Making a Will is something that many of us might defer until we are much older, or never even get around to, especially if we feel like our dying wishes may still be challenged by any aggrieved family members.
Yet whilst it is entirely possible for a dispute to arise as to the contents or validity of a Will after we die – typically in cases involving modern day families, with unmarried partners or children from previous relationships – this, in itself, is insufficient reason to not put a Will in place.
If anything, the likelihood of animosity between bereaved loved ones is all the more reason to make clear our wishes in the hope that these will be honoured. There are also a number of practical reasons as to why a Will can benefit those that you leave behind.
Why should I make a Will?
A Will is a written document setting out what should happen to your money, possessions and property after you die. This is known as your estate. Making a Will can help to protect your loved ones, and ensure that your estate is dealt with in the manner that you choose and by those that you trust.
Writing a Will is especially important if you have children or others who depend on you financially, or if you want to leave something to people outside your immediate family. If you don’t write a Will, everything you own will be shared out in a standard way, which might not be in accordance with your wishes.
Your family may also find themselves facing a significant inheritance tax bill, a liability that could have easily been mitigated through the use of a well drafted Will.

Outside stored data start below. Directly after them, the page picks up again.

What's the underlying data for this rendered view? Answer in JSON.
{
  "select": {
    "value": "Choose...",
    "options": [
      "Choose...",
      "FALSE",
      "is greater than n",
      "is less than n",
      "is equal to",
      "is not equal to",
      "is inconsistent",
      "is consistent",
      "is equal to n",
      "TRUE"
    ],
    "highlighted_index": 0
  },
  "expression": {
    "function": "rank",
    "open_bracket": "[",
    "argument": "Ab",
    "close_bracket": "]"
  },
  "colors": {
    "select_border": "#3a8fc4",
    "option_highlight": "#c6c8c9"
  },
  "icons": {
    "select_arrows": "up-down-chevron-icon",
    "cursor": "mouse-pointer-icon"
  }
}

What if I die without a Will?
If you die without making a Will, the rules of intestacy will come into play. These rules provide that any surviving spouse or civil partner will inherit all your personal possessions, in addition to any money or assets up to the value of £270,000, and half of the remaining estate. The remaining half will be divided between any surviving children, grandchildren or great grandchildren.
This means that if your estate is worth £270,000 or less, the whole estate will pass to any spouse or civil partner, without any provision for your children or any other loved ones whatsoever. These rules also mean that if you were not married or in a civil partnership at the time of death, any surviving common law partner will have no automatic right to inherit from your estate.
In short, if you die intestate, the way in which your wealth will be distributed, and who will benefit, will be determined solely under these standard rules.
Can I draft my own Will?
In theory it is possible to draft your own Will or download a template, however, using a DIY Will won’t be specific to your personal circumstances and if not executed properly, may be invalid. It is always preferable to obtain legal advice so as to ensure the Will is drafted correctly, avoid challenges against it in the future and ultimately ensure your estate passes to the people you want it to.
Even for simple Wills taking professional advice will reduce the chance of mistakes or omissions that can cause problems further down the line. For more complex estates the advice that an expert can offer may potentially save your beneficiaries thousands of pounds in inheritance tax and make dealing with your affairs much easier when the time comes.
The matters contained herein are intended to be for general information purposes only. This blog does not constitute legal advice, nor is it a complete or authoritative statement of the law and should not be treated as such.
Whilst every effort is made to ensure that the information is correct, no warranty, express or implied, is given as to its accuracy and no liability is accepted for any error or omission. Before acting on any of the information contained herein, expert legal advice should be sought.